Monday, May 18, 2009

bad blogger

i know i know i know its been almost a month since i last put something on here. i've just been hella busy and i'm still photoshop less. i keep getting this error message everytime i try to set up so i've basically given up on even attempting. i just really don't want to take it to a computer guy to see why my laptop is being stupid cause i am broke as a joke. i've also been super busy doing a whole bunch of stuff. i got to interview a designer that many of you might know but i can't really say who it is because i don't know if i'm allowed to since it hasn't been published yet.

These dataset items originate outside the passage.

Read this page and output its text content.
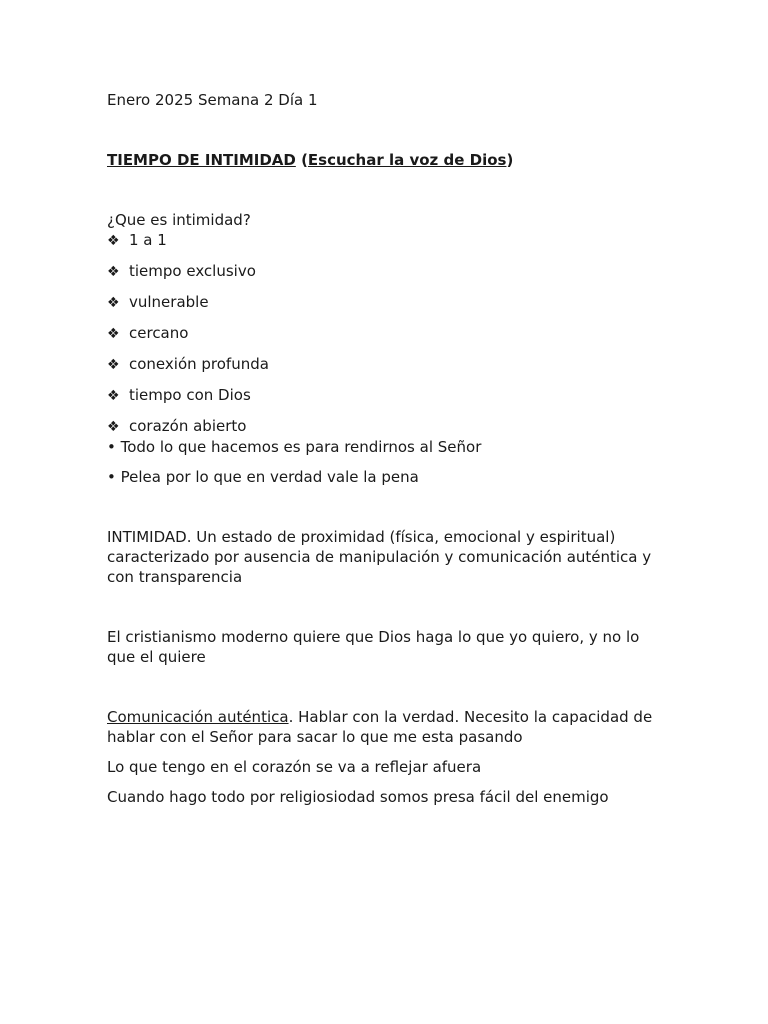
Enero 2025 Semana 2 Día 1

TIEMPO DE INTIMIDAD (Escuchar la voz de Dios)

¿Que es intimidad?

❖ 1 a 1
❖ tiempo exclusivo
❖ vulnerable
❖ cercano
❖ conexión profunda
❖ tiempo con Dios
❖ corazón abierto
• Todo lo que hacemos es para rendirnos al Señor
• Pelea por lo que en verdad vale la pena

INTIMIDAD. Un estado de proximidad (física, emocional y espiritual) caracterizado por ausencia de manipulación y comunicación auténtica y con transparencia

El cristianismo moderno quiere que Dios haga lo que yo quiero, y no lo que el quiere

Comunicación auténtica. Hablar con la verdad. Necesito la capacidad de hablar con el Señor para sacar lo que me esta pasando

Lo que tengo en el corazón se va a reflejar afuera

Cuando hago todo por religiosiodad somos presa fácil del enemigo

i've also been helping my homegirl out with her collection. she basically does all the sewing and i act as the creative director. but not really since it's totally symbiotic and i love having pow wows for ideas. which we actually did yesterday when she got to meet the photographer for the first time who i've only met once. but like every broke youngins trying to get into the fashion game here in toronto, we're all working for free for those holy prints we can all share and put in our own respective books. it's pretty rad actually. there's this dope sense of a little grassroots community where everyone is hungry and passionate and excited. we're going to be shooting the look book in a couple of months. hopefully it doesn't take me that long to actually put something here. but yeah, i'm alive. just super busy or super lazy. hope you guys are well and how stoked are you that summer is fucking finally almost here!!